A positioning method for near-character errors in text
A positioning method and a near-word technology, which can be used in text database query, unstructured text data retrieval, electronic digital data processing, etc., and can solve problems such as speed problem, word segmentation result accuracy, text-like near-word error, etc.
- Summary
- Abstract
- Description
- Claims
- Application Information
AI Technical Summary
Problems solved by technology
Method used
Image
Examples
Embodiment 1
[0022] Embodiment 1: as Figure 1-2 As shown in Fig. 1, a method for locating errors in the form of text, firstly divide the long sentence into n short sentences with a length of m, and then use the Chinese character form library to find the corresponding form of each word in each short sentence Words, and form a candidate word vector with the original character, use the commonly used character library to remove the uncommon words in the vector, and form a candidate matrix with the candidate word vectors of all words, so as to obtain the candidate word matrix of each short sentence; The adjacent vectors in a matrix are bundled into words, and the correct words combined are added to the word set w, and the vectors that cannot be combined into words are extracted and the stop words are added to the stop word set d; Extract the words in the connecting part of a short sentence and combine them. If there are words, add them to the set w; finally, compare the words in the set w and ...
Embodiment 2
[0040] Embodiment 2: a kind of positioning method for text shape near word error, the concrete steps of described method are as follows:
[0041] Step1. Establish a database, which includes font library X, corpus Y, commonly used font library Q, and disabled thesaurus T.

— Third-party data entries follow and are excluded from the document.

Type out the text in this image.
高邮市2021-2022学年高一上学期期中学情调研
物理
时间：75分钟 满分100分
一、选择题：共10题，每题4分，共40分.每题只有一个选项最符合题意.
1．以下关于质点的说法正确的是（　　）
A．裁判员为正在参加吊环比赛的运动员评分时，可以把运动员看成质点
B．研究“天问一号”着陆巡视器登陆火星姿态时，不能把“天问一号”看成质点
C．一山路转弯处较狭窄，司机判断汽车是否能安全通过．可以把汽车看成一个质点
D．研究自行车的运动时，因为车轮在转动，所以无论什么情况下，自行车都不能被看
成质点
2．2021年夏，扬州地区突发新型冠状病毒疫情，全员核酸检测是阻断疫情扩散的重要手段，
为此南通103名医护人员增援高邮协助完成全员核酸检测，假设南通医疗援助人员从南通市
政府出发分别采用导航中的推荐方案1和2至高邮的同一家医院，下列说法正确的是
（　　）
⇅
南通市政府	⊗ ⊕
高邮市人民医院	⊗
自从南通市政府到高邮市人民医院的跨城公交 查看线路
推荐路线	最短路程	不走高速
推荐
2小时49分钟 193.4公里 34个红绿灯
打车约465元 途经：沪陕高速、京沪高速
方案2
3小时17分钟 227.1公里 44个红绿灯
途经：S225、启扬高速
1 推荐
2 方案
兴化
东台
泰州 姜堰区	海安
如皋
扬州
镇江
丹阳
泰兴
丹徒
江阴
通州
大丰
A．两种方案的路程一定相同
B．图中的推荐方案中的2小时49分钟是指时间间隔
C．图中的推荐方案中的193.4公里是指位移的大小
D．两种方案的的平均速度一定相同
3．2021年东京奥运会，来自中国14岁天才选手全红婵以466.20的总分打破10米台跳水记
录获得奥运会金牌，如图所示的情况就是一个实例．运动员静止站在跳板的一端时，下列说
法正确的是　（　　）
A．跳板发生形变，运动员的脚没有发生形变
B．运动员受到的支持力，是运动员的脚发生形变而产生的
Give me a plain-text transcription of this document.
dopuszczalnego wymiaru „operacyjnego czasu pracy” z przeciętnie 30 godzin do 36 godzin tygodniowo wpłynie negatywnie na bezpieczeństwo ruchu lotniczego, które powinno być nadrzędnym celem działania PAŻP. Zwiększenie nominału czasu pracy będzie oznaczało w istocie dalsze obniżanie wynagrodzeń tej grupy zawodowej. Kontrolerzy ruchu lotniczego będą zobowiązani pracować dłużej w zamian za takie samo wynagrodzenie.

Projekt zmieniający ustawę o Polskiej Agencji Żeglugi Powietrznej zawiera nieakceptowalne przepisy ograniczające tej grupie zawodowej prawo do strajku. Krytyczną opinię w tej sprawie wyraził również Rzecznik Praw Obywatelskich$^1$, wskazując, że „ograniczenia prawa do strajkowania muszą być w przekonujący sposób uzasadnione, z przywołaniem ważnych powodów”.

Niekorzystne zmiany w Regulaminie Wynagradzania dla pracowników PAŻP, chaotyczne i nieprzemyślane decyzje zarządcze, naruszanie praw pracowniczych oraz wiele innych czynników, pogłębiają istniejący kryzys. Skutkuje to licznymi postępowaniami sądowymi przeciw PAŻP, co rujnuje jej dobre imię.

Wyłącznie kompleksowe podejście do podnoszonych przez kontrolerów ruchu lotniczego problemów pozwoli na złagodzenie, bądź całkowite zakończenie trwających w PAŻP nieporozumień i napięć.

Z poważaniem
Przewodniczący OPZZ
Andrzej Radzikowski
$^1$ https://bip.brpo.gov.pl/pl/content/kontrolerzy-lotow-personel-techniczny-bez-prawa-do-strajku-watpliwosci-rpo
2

[0042] Step2, select the sample sentence A to be processed, such as 'I can't believe my eyes. ’ The wrong character is sunny (eye).
[0043] Step3. Sentence A is preprocessed, and the punctuation marks in the sentence are removed to obtain a new character string. B='I can't believe my eyes' n=11 is the length of character string B.
[0044] Step4. Divide B='I can't believe my eyes' with length m=5, g={n / m}, (n / m) means the smallest integer not less than this number, then g=3 , then L=[L 1 L 2 L 3 ]=['I can't believe it','Believe in my own eyes','Sunny'],L 1 , L 2 length 5, L 3 has a length of 1.
[0045] Step5, find out L respectively 1 , L 2 , L 3 The candidate word vector matrix, such as L 1 T...
PUM
Abstract
Description
Claims
Application Information
- R&D Engineer
- R&D Manager
- IP Professional
- Industry Leading Data Capabilities
- Powerful AI technology
- Patent DNA Extraction
Browse by: Latest US Patents, China's latest patents, Technical Efficacy Thesaurus, Application Domain, Technology Topic, Popular Technical Reports.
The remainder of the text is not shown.